De Winter
De Winter
De winter is één van de vier seizoenen en tevens het koudste seizoen. In de winter staat de aardas van de zon af. Weerkundig spreekt men over de maanden december, januari en februari op het noordelijk halfrond. De stralen doen er langer over om de aarde te bereiken en ze moeten een groter oppervlak verwarmen waardoor de gemiddelde temperatuur lager ligt dan in de andere seizoenen. Rond 21 December begint de winter op het noordelijk halfrond van de aarde. 21 December is de kortste dag van het jaar. De koudste dagen liggen tussen half januari en half februari.

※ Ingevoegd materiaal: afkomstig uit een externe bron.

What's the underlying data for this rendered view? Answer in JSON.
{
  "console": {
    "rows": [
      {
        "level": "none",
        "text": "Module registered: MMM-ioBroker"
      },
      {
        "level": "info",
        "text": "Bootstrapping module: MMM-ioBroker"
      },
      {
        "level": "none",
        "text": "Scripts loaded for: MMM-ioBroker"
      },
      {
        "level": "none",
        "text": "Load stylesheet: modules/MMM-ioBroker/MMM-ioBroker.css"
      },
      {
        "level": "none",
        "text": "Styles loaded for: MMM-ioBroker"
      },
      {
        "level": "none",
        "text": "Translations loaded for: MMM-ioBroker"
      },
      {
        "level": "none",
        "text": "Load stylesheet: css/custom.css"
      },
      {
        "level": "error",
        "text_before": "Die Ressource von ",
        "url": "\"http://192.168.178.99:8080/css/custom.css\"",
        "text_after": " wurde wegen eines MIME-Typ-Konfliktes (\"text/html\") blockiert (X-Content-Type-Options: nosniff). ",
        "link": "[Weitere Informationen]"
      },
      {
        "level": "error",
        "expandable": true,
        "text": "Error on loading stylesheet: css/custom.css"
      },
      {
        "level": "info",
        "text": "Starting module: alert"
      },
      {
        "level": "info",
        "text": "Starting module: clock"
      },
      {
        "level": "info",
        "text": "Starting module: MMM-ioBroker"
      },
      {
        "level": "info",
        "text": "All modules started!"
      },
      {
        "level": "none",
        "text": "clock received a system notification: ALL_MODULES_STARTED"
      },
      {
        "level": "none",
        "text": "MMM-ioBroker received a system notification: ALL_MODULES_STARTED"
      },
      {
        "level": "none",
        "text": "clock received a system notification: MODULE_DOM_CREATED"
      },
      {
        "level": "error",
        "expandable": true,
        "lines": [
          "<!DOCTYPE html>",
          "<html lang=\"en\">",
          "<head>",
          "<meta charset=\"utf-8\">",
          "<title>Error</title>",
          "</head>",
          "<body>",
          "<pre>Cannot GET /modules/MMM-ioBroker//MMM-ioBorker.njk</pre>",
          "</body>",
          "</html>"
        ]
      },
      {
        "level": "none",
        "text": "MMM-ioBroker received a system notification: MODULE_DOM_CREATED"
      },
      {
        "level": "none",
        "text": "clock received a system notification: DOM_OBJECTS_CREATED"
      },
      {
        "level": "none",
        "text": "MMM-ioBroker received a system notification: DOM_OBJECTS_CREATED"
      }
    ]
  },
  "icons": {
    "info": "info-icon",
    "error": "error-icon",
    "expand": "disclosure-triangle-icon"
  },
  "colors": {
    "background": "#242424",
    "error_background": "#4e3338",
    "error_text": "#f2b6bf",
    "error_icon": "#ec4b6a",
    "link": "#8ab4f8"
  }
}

Wat gebeurt er in de winter allemaal?
Het is in de winter vrij koud. In de winter vriest het dikwijls. De temperatuur ligt dan onder nul. Het kan vaker gaan sneeuwen, hagelen en ijzelen. Je hebt verschillende soorten sneeuw: motsneeuw, korrelsneeuw etc. Bomen worden langzamerhand kaal en struiken laten hun bladeren vallen.
Dieren in de winter
Veel vogels trekken naar het zuiden. Echter zijn er ook vogels die juist naar ons land komen, omdat het in het hoge noorden kouder is. De kleine zwaan, de wilde zwaan, de rotgans en de koperwiek zijn hier voorbeelden van. In de winter is er ook weinig voedsel te vinden. Sommige dieren maken dan in de herfst een wintervoorraad. Andere dieren krijgen een dikkere vacht.
Wintersport
In de sneeuw of op het ijs heb je verschillende sporten die plaatsvinden, zoals skiën, snowboarden en schaatsen
Problemen
De sneeuwval in de winter is voor mensen op de weg een groot probleem. Mensen moeten extra voorzichtig rijden. Ook voor oudere mensen is de winter een gevaarlijke tijd. Ze kunnen zomaar iets breken of uitglijden.